Die goldene Zeit der Marketing GmbH brach mit Dr. Jan-Peter Halves an und hörte auch mit seinem Weggang nach Bremen vor einem Jahrzehnt auf. Seither zerfällt das Marketing mehr und mehr in Einzelinteressen, suchen die Geschäftsführer nach kurzer Zeit wieder das Weite, die GmbH flackert auf Sparflamme.

Das schadet zurzeit nicht so, weil Lüneburg sich von alleine vermarktet, ob bundesweit über die Erfolgs-Telenovela Roten Rosen, über Hunderte Baudenkmäler und Sehenswürdigkeit oder eine großartige Einkaufsatmosphäre.

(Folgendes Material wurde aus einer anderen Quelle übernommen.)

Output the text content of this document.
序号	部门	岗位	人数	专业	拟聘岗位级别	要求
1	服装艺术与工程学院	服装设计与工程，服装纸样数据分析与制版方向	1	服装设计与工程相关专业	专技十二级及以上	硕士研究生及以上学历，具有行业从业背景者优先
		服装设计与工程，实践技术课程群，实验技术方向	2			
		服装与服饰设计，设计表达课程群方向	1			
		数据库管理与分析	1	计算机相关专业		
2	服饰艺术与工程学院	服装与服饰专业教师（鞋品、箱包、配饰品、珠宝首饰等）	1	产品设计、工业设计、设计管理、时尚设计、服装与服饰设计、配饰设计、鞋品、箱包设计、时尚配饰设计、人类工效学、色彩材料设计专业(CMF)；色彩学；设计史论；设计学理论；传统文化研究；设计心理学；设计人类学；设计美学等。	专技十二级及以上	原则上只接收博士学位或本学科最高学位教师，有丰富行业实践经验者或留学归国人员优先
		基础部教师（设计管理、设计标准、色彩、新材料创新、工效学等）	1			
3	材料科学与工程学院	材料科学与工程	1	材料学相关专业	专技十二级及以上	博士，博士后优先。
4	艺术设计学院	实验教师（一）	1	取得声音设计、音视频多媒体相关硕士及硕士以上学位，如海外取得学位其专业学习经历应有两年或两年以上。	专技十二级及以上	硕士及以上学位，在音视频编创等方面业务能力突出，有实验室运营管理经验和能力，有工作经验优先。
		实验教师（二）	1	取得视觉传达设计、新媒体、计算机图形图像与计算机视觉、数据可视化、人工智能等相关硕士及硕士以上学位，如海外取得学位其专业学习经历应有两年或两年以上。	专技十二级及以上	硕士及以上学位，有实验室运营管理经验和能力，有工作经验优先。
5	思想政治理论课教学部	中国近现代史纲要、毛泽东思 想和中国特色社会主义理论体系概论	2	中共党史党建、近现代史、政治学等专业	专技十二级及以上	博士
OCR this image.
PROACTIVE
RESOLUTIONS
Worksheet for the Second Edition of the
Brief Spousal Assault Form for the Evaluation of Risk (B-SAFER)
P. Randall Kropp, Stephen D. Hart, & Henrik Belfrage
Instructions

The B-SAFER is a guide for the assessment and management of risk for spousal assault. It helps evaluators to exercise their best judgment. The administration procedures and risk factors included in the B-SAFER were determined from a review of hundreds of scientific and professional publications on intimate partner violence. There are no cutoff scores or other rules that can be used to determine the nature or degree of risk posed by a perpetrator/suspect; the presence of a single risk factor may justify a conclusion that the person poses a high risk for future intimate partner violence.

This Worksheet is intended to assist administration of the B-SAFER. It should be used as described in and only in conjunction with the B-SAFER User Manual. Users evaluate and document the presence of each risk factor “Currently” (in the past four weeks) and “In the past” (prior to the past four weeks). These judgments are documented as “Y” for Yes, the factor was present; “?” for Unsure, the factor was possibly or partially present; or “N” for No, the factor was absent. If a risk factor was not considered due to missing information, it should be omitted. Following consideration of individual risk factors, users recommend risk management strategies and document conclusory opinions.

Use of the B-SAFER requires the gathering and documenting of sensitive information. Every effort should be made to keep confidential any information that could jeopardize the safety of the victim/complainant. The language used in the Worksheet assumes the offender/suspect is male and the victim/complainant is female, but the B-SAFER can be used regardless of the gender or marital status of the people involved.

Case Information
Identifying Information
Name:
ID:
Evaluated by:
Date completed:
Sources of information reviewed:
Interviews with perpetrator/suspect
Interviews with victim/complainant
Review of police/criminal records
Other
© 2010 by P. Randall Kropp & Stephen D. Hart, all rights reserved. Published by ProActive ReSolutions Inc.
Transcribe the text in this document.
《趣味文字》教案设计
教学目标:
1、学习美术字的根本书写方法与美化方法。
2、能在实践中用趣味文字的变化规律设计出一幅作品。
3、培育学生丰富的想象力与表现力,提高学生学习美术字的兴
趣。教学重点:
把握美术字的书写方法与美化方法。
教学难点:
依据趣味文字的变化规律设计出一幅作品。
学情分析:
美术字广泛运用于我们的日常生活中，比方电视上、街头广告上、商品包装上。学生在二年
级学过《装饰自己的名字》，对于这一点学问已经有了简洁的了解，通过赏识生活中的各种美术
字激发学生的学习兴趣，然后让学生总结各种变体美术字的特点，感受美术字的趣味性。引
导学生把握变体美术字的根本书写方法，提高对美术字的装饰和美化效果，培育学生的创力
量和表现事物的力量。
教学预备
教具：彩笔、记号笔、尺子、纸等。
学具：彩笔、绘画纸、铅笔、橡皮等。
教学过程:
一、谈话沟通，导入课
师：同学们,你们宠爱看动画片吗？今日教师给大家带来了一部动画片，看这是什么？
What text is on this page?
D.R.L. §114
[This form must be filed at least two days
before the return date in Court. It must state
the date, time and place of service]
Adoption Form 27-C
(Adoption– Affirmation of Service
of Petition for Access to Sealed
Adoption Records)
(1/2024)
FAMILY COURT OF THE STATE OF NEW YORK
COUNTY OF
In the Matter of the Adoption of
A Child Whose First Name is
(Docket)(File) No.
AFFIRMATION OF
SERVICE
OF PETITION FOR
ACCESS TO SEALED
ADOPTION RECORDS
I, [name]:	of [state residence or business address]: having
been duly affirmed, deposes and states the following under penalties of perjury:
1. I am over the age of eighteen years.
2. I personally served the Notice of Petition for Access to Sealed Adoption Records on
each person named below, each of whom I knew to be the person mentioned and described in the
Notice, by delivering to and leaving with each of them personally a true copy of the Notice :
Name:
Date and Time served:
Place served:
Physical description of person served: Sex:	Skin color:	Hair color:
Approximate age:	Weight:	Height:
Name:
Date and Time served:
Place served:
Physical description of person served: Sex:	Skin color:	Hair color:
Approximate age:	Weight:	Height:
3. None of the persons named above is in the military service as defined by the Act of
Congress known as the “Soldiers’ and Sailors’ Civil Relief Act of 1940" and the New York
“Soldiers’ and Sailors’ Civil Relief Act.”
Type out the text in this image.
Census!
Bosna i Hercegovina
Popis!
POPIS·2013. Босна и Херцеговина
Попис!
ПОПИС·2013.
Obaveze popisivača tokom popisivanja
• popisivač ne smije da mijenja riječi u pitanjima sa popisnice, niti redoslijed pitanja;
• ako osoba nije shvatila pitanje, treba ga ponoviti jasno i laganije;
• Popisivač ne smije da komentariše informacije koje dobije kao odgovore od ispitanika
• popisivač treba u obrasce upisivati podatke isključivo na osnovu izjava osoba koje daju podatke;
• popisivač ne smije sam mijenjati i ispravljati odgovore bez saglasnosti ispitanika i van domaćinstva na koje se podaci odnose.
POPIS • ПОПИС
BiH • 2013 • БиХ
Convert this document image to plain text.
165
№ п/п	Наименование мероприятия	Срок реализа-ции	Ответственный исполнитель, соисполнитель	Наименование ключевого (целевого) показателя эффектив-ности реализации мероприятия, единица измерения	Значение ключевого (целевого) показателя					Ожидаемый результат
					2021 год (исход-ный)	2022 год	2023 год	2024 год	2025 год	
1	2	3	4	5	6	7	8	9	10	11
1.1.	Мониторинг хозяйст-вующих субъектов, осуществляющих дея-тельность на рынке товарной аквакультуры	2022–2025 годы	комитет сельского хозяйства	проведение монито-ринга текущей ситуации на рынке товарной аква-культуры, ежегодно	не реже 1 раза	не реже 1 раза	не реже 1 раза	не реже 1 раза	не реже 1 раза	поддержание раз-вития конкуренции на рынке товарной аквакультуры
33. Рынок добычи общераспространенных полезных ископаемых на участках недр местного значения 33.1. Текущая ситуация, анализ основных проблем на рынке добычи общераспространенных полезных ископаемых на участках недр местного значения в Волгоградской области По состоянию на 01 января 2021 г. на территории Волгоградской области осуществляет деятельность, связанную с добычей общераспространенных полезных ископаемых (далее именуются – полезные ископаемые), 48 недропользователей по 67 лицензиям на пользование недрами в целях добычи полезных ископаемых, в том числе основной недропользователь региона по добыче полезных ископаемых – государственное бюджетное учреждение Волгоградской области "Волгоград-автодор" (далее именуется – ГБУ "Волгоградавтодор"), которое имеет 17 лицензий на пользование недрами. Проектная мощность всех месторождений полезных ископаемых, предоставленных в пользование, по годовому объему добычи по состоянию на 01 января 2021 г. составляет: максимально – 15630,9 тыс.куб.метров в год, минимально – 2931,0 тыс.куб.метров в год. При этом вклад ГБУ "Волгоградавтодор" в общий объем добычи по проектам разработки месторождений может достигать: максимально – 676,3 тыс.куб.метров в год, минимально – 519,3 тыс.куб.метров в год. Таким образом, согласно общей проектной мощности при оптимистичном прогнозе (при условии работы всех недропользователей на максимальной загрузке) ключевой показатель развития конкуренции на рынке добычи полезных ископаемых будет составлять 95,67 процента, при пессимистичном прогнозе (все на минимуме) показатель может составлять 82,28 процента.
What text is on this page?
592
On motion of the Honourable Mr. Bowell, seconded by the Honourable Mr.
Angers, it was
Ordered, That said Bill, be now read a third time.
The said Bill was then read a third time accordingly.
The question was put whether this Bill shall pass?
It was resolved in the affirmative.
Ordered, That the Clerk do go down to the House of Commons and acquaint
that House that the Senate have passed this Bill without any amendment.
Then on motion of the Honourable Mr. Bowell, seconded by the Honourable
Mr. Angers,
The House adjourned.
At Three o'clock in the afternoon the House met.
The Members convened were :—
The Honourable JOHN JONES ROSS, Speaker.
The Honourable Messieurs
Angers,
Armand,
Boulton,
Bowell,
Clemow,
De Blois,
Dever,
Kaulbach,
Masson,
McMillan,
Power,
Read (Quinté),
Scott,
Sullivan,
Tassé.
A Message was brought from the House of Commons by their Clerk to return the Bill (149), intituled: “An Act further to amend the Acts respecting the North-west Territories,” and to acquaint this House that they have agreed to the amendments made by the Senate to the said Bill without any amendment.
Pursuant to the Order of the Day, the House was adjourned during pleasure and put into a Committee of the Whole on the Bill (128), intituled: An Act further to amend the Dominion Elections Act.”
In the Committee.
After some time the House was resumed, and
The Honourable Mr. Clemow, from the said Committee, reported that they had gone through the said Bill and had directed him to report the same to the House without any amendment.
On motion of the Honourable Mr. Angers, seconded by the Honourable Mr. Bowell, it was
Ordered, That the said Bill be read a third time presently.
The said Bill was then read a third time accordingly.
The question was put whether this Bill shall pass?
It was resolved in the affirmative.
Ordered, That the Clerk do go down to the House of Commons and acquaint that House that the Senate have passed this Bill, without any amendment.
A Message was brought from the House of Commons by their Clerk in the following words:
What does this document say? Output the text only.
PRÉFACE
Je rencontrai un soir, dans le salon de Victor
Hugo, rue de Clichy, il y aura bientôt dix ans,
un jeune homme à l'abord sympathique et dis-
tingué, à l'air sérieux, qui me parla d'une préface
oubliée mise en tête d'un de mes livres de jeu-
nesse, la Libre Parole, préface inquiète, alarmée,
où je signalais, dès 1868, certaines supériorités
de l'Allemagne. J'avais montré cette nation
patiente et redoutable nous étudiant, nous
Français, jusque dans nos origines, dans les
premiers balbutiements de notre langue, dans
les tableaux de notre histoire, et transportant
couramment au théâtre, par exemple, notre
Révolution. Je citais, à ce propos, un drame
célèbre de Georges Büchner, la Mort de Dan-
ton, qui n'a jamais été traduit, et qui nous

Lüneburg hat deswegen die große Chance, das Feld neu zu bestellen. Es ist eine Überlegung wert, Tourismus und City-Management, also externe und interne Werbung zu trennen.

Tausendsassa Heiko Meyer mit seiner Kaufmanns-Truppe LCM könnte durchaus selber das Kaufhaus Innenstadt bespielen. Er hat genug Geschick, Kräfte dafür zu bündeln. Ein Tourismus-Manager könnte sich auf neue Gäste-Schichten für Lüneburg konzentrieren. Das wäre das Ende des Spagats, mit wenig Geld beide Werbefelder zu spielen. Und angesichts der nicht enden wollenden Geschäftsführer-Misere in Lüneburg ein Versuch wert.